A group of scientists are trying to plug these gaps in our knowledge. These 'storm chasers' take their lives in their own hands every time they go out in the field. To get the crucial data they need to get close to the supertwisters. Their research is vital to finding a way of giving people a few extra minutes warning. The time might not be enough to save houses or possessions, but could save lives.
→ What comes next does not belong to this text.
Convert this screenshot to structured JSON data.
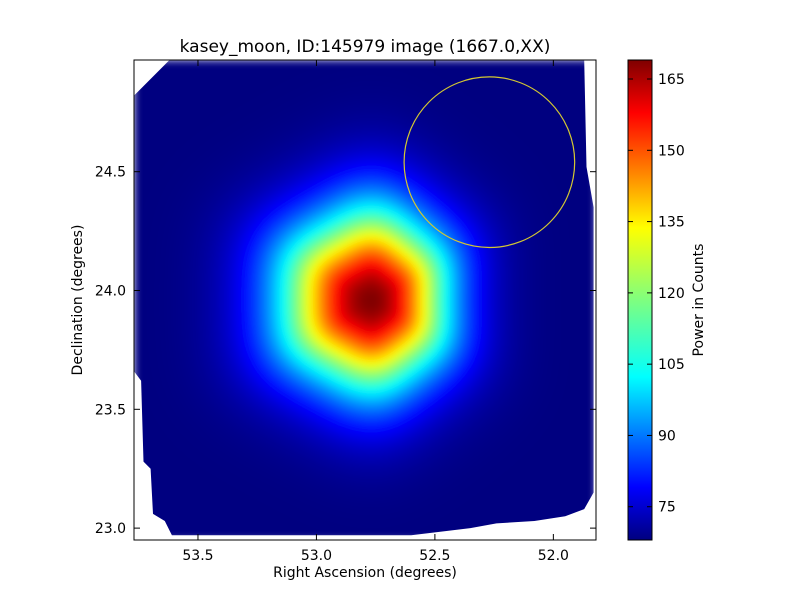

To help them, they use the very latest technology. Many of them, like Howie Bluestein from the University of Oklahoma, track storms using a Doppler radar dish mounted on the back of a truck. Doppler radar uses sound waves to sense the movement of air and moisture in remarkable detail - it is the most accurate way of mapping the swirling wind patterns that make up a tornado. Many storm chasing teams use at least two of these trucks so they can record information on the storm from different angles. But even with all the latest equipment, storm chasers consider themselves lucky if they intercept one or two tornadoes each year.
How to use the data
Gathering the data is one thing, working out what to do with it is another problem altogether. Much of the work uses specially designed computer models. Lou Wicker and his colleagues from the University of Illinois have spent the past decade developing state-of-the-art software that will help to explain precisely how a tornado forms. Some of his latest work involves working out how to visualise a storm using real tornado data, picked up from the storm chaser's Doppler radar.
He added the real wind speeds, atmospheric pressure and humidity present before a storm into his model. Could this model use the data to make an artificial tornado within his computer? If possible, he should be able to observe the inner workings of the twister and therefore see what had triggered the final touch down.
Wicker and his colleagues soon noticed something crucial - the simulation showed a clear hook of wind and a strong downdraft. His model also showed that just as the storm was intensifying a series of whirlwinds were forming at ground level. These tiny corkscrews of wind merged together into a much larger current and seemed to form the tornado itself.
The whirlwinds which showed up in the computer were so subtle that in reality they would be invisible to the naked eye. What seemed to make Wicker's work so exciting was that these mini-whirlwinds had shown up on real tornadoes picked up by both Bluestein's and fellow supertwister expert Dr Josh Wurman's radar. Could identifying these tiny whirlwinds in advance be the key to finding the extra time in tornado prediction?